The two deputies are walking down the street one evening when they notice that someone is robbing the bank. They hide behind a car. They are afraid and don’t know what to do. Finally, Gomer looks at Barney and says excitedly, “Shazam! We need to call the police.”
In utter exasperation, Barney shoots back, “We ARE the police.”
Just when we may wonder why the church isn’t doing something about (fill in the blank) we stop and realize, “We are the church.” When our first instinct might be to blame the church for its inactivity toward reaching out to meet some need, we should remember, “we are the church.”
I am reminded of the scene in Nehemiah’s day when Nehemiah went to Jerusalem to inspect the damage done to walls and gates of the city of Jerusalem. He then said to his fellow Jews, “You see the trouble we are in; Jerusalem lies in ruins and its gates have been burned with fire. Come, let us rebuild the wall of Jerusalem, and we will no longer be in disgrace” (Nehemiah 2:17).

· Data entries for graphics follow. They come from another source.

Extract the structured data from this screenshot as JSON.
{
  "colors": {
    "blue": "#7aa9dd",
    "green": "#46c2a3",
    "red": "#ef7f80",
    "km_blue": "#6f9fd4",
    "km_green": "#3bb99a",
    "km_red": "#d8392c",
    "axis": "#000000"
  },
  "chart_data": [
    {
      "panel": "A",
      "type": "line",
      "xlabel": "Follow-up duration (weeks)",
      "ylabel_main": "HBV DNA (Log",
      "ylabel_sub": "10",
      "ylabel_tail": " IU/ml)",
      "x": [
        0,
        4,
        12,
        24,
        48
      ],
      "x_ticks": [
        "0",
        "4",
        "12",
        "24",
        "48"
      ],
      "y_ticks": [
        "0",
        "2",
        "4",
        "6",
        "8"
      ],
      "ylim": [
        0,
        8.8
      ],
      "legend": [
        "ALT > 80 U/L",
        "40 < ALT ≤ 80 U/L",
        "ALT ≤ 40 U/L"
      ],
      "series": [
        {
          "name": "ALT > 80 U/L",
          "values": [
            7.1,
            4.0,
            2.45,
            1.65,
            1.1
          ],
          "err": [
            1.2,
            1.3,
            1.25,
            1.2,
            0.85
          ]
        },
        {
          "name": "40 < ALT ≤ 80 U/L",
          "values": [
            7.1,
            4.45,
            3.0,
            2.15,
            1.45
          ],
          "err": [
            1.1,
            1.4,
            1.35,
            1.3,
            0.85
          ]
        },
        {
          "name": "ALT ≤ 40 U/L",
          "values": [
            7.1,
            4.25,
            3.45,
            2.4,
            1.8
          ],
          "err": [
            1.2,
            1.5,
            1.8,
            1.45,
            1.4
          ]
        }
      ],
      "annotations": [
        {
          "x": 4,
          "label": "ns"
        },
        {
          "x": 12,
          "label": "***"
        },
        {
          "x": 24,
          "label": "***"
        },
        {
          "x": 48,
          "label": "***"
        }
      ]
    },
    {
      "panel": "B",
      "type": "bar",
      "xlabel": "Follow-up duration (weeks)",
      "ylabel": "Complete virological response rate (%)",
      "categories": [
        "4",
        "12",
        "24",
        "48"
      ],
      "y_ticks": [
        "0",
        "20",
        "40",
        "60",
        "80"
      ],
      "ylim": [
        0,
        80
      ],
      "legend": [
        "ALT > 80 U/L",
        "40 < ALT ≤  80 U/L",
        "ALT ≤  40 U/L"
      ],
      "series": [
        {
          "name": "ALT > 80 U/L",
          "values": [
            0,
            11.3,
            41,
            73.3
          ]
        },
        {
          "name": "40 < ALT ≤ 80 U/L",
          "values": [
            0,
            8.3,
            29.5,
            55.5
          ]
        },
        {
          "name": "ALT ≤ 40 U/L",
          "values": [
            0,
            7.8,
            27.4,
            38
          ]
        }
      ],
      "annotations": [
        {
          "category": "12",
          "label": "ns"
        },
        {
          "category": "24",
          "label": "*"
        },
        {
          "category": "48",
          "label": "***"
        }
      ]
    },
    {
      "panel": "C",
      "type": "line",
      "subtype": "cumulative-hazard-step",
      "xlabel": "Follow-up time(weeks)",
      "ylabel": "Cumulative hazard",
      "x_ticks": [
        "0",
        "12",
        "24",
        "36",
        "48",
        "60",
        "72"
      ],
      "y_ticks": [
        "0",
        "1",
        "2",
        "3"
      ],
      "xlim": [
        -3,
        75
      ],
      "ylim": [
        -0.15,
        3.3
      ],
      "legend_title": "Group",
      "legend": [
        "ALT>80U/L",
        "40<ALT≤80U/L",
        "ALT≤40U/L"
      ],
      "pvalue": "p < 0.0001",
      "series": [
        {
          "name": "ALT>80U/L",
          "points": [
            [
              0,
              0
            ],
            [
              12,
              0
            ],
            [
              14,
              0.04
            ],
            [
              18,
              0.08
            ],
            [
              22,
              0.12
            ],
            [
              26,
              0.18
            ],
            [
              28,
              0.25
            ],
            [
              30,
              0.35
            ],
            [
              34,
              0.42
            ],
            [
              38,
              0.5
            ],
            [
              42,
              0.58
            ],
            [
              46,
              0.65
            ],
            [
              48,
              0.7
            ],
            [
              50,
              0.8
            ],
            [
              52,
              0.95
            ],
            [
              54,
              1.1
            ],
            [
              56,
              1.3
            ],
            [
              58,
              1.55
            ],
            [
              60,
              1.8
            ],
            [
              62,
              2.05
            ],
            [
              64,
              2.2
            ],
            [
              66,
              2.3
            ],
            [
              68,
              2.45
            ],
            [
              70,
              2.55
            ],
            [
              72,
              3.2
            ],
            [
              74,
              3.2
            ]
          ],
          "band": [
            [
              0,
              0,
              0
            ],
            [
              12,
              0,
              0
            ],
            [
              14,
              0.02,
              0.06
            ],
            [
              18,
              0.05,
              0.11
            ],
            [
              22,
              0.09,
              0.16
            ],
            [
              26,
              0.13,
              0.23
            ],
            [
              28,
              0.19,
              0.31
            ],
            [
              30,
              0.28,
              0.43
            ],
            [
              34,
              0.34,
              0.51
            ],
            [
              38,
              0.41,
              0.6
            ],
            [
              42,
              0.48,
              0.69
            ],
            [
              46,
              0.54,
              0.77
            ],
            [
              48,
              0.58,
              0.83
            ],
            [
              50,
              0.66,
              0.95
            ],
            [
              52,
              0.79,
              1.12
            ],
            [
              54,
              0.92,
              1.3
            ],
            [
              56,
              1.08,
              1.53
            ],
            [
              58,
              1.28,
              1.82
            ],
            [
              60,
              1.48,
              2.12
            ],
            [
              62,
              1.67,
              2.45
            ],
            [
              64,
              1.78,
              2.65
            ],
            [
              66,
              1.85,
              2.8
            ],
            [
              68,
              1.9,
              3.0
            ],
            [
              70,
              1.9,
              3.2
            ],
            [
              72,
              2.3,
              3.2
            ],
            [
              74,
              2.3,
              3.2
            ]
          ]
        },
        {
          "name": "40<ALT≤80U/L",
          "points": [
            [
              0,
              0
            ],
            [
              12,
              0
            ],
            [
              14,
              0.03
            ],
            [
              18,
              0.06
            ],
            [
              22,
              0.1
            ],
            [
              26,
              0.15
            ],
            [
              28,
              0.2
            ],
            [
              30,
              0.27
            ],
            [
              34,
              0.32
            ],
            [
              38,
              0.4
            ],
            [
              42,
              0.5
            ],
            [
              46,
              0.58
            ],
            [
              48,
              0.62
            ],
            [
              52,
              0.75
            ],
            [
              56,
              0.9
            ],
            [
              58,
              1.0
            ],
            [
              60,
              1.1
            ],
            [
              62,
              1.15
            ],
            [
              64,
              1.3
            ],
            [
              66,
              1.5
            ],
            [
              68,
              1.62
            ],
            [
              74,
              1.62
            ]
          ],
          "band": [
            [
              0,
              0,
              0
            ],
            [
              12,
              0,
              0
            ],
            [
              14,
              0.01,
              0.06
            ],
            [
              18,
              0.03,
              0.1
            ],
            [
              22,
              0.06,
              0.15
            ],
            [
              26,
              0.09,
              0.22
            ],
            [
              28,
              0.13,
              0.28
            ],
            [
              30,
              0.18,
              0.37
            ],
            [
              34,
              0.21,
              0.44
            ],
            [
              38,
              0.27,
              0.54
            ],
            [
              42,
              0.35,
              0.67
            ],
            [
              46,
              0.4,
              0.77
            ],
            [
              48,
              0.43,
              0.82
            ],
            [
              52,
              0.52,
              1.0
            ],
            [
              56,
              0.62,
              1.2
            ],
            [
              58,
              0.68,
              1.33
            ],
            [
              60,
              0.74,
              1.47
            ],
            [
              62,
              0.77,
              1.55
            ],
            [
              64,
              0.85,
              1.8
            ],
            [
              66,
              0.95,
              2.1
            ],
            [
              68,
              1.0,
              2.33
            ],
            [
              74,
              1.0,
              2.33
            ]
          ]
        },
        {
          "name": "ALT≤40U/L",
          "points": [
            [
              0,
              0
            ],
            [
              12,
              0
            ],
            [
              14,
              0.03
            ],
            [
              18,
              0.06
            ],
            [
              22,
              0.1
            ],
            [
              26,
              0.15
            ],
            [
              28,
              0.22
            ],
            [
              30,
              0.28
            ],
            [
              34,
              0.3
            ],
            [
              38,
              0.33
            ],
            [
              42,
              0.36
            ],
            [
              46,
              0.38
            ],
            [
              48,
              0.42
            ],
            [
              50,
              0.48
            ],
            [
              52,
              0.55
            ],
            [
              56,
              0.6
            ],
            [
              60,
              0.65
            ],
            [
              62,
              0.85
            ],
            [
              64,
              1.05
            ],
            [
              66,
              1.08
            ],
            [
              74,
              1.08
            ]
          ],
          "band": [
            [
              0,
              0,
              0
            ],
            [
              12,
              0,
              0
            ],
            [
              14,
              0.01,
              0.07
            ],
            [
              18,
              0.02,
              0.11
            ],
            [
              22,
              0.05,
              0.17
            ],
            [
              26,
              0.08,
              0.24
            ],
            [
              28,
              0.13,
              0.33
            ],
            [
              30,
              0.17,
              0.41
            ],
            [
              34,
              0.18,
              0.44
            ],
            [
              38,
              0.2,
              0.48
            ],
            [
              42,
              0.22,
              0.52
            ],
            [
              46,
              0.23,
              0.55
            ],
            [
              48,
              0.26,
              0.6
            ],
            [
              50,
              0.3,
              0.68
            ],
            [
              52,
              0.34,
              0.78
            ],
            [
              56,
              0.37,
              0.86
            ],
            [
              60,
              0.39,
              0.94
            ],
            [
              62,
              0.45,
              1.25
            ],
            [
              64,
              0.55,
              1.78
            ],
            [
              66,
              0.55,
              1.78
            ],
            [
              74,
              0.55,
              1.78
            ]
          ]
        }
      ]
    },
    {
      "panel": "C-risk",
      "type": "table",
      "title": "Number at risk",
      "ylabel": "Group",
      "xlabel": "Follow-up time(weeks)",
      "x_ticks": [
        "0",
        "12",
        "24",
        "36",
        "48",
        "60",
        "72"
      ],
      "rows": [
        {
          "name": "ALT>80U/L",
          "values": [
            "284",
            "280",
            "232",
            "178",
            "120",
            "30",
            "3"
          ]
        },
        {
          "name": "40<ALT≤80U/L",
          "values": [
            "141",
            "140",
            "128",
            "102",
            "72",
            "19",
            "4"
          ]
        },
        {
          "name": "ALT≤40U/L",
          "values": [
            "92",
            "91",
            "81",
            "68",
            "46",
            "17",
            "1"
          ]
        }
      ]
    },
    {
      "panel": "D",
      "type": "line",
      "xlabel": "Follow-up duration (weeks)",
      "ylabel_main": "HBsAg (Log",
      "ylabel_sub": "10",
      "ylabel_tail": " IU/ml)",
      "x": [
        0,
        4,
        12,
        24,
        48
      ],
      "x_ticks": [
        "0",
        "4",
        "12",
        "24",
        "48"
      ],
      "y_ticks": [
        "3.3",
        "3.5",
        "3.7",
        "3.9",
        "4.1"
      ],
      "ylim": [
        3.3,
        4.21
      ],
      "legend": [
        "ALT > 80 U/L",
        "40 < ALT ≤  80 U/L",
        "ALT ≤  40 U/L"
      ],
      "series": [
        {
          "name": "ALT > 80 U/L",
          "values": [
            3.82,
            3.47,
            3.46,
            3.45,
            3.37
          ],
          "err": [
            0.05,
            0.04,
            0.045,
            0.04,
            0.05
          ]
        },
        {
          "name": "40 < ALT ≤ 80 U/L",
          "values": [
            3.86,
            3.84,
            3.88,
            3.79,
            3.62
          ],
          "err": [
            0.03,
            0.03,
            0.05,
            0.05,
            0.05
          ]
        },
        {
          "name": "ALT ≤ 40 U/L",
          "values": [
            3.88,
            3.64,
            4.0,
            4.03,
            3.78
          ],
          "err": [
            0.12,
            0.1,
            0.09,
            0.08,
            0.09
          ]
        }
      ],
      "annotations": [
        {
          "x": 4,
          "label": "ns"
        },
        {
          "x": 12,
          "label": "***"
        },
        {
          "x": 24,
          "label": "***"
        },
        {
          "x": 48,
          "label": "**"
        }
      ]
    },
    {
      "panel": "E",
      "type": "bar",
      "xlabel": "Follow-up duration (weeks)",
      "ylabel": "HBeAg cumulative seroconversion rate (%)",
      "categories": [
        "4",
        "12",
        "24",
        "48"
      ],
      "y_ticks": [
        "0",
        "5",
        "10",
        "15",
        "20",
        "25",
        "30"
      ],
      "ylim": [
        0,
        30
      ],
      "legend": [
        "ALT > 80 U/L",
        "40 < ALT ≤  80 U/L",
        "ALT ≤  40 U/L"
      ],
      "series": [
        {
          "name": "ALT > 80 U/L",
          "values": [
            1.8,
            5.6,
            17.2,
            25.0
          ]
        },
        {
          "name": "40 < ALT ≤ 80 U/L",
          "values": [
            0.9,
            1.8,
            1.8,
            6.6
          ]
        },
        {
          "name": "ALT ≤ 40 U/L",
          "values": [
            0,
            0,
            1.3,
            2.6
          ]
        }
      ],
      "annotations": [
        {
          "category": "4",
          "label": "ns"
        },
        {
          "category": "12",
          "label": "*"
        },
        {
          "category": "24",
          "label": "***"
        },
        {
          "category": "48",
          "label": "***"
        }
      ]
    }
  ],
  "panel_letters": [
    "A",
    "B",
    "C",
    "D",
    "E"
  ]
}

The truth is, they didn’t see the trouble they were in. Or if they did see it, they chose not to do anything about it. It took Nehemiah to not only state the problem, but to do something about it. Frankly, seeing the problem is easy. It isn’t enough to see the trouble we are in. It is not enough to verbalize the problems or be critical of the ruins. The task of the church is not stand around and bemoan, “Look at the mess we are in. Oh, we’ve got a problem, and I hope the church does something about it.
Wait! We are the church! Notice Nehemiah says, “Come let us rebuild the wall of Jerusalem, and we will no longer be in disgrace.”
Nehemiah then calls the people together. He lays out his vision. He comes alongside of them as if to say “We have a big project. We will tackle this together. We are in this together.” On a personal note, I hope I come across to you that way- we, not you. What I call you to is the same call on my life. We are the church!
The Jews then responded with, “Let us start rebuilding.’ So, they began this good work” (Nehemiah 2:18b).
I am not suggesting that every problem is yours to take on. There are many reasons for you not being part of the solution. Each of us have to work that out before God in prayer. I would simply invite you to talk to God about the problem first, then be open to how God may want to use you to address that problem.
“God has arranged the parts in the body, every one of them, just as he wanted them to be,” Paul says in 1 Corinthians 12:18. And he reminds us, “Now you are the body of Christ, and each one of you is a part of it” (1 Corinthians 12:27). We ARE the church!